Microsoft VSCode has malicious extensions that have been downloaded nearly 50,000 times

Check Point recently discovered that cyber attackers have uploaded three malicious extensions to Microsoft's VSCode Marketplace that have been downloaded 46,600 times by Windows developers.

Check Point said the attackers were able to use these malicious extensions to steal credentials, system information, and create remote shells on the victim's machine.

The three malicious extensions discovered by Check Point are as follows:

Theme Darcula dark – Described as "an attempt to improve Dracula colors consistency on VS Code," this extension was used to steal basic information about the developer's system, including hostname, operating system, CPU platform, total memory, and information about the CPU. While the extension did not contain other malicious activity, it is not typical behavior associated with a theme pack. This extension had the most circulation by far, downloaded over 45,000 times.

python-vscode – Analysis of its code showed that it is a C# shell injector that can execute code or commands on the victim's machine.

prettiest java – Based on the extension's name and description, it was likely created to mimic the popular 'prettier-java' code formatting tool. In reality, it stole saved credentials or authentication tokens from Discord and Discord Canary, Google Chrome, Opera, Brave Browser, and Yandex Browser, which were then sent to the attackers over a Discord webhook.

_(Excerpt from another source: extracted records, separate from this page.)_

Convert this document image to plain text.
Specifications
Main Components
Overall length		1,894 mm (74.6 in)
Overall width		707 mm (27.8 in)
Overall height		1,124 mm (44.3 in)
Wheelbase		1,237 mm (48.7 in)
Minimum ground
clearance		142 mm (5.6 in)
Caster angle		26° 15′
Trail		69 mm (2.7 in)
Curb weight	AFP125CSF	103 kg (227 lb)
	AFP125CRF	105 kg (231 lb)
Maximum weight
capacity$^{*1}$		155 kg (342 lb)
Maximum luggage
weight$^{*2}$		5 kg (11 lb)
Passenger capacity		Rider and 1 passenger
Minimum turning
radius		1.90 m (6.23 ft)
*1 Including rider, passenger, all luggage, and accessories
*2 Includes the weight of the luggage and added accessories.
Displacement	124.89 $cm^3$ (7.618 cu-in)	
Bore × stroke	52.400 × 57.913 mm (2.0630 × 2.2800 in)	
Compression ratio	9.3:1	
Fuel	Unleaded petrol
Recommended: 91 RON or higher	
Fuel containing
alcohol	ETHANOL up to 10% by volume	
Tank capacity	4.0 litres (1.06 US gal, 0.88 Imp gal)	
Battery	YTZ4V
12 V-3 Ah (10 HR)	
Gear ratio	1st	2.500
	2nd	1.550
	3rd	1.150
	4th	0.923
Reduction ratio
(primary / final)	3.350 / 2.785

In addition to these, Check Point found multiple suspicious extensions that could not be determined to be malicious, but exhibited insecure behavior, such as fetching code from private repositories or downloading files.

Check Point has reported the situation to Microsoft, and on May 14, VSCode removed the three malicious extensions from the marketplace. However, any software developers still using the malicious extensions must manually remove them from their systems and run a full scan to detect any remnants of the infection.

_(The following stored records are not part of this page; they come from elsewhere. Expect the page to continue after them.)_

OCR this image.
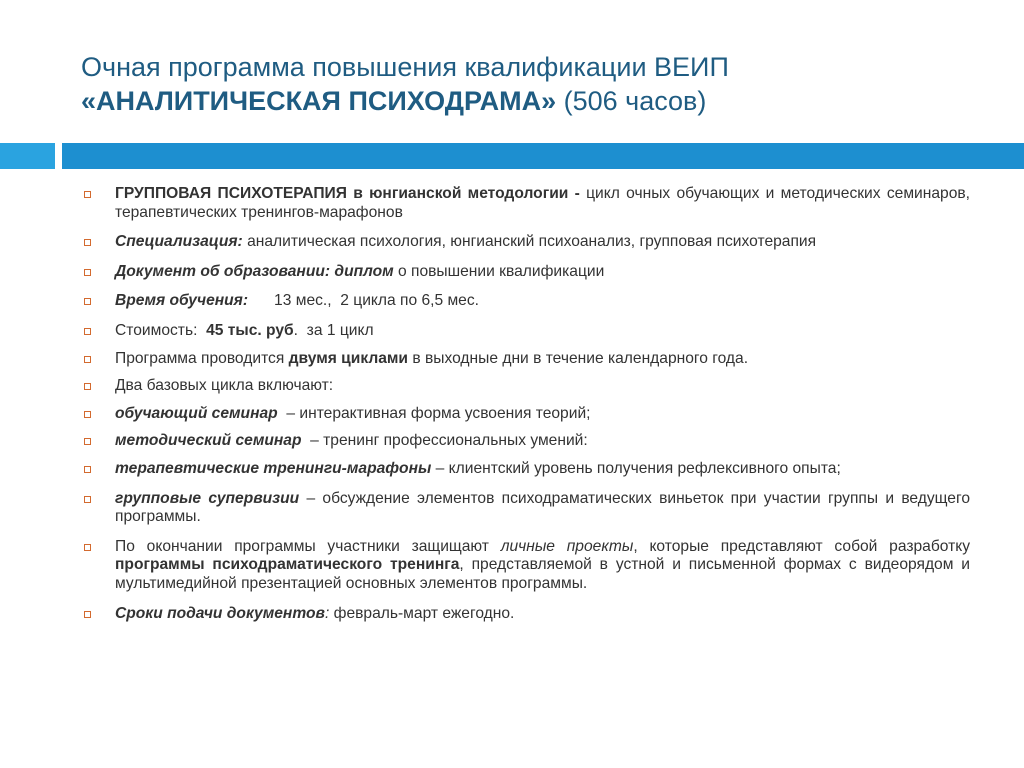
Очная программа повышения квалификации ВЕИП
«АНАЛИТИЧЕСКАЯ ПСИХОДРАМА» (506 часов)
ГРУППОВАЯ ПСИХОТЕРАПИЯ в юнгианской методологии - цикл очных обучающих и методических семинаров, терапевтических тренингов-марафонов
Специализация: аналитическая психология, юнгианский психоанализ, групповая психотерапия
Документ об образовании: диплом о повышении квалификации
Время обучения:      13 мес.,  2 цикла по 6,5 мес.
Стоимость:  45 тыс. руб.  за 1 цикл
Программа проводится двумя циклами в выходные дни в течение календарного года.
Два базовых цикла включают:
обучающий семинар  – интерактивная форма усвоения теорий;
методический семинар  – тренинг профессиональных умений:
терапевтические тренинги-марафоны – клиентский уровень получения рефлексивного опыта;
групповые супервизии – обсуждение элементов психодраматических виньеток при участии группы и ведущего программы.
По окончании программы участники защищают личные проекты, которые представляют собой разработку программы психодраматического тренинга, представляемой в устной и письменной формах с видеорядом и мультимедийной презентацией основных элементов программы.
Сроки подачи документов: февраль-март ежегодно.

Software Repository Security Risks

Visual Studio Code (VSC) is the source code editor published by Microsoft, and a large percentage of professional software developers worldwide are users. Microsoft also operates an extension marketplace for the IDE called the VSCode Marketplace, which offers more than 50,000 extensions to application functionality and additional add-ons that provide more customization options.

While software repositories that allow user uploads, such as NPM and PyPi, have proven to be a security risk time and time again, there is not much precedent for malware infiltration against the VSCode Marketplace. And AquaSec has proven in January that it is fairly easy to upload malicious extensions to the VSCode Marketplace, and presented some highly suspicious cases, but ultimately failed to find any conclusive malicious programs.

The cases found by Check Point suggest that attackers are actively trying to infect Windows developers by uploading malicious programs, as they have done with software repositories such as NPM and PyPI.

Check Point recommends that users of the VSCode Marketplace and all other repositories that support user uploads choose only trusted, highly downloaded programs with good community ratings when downloading.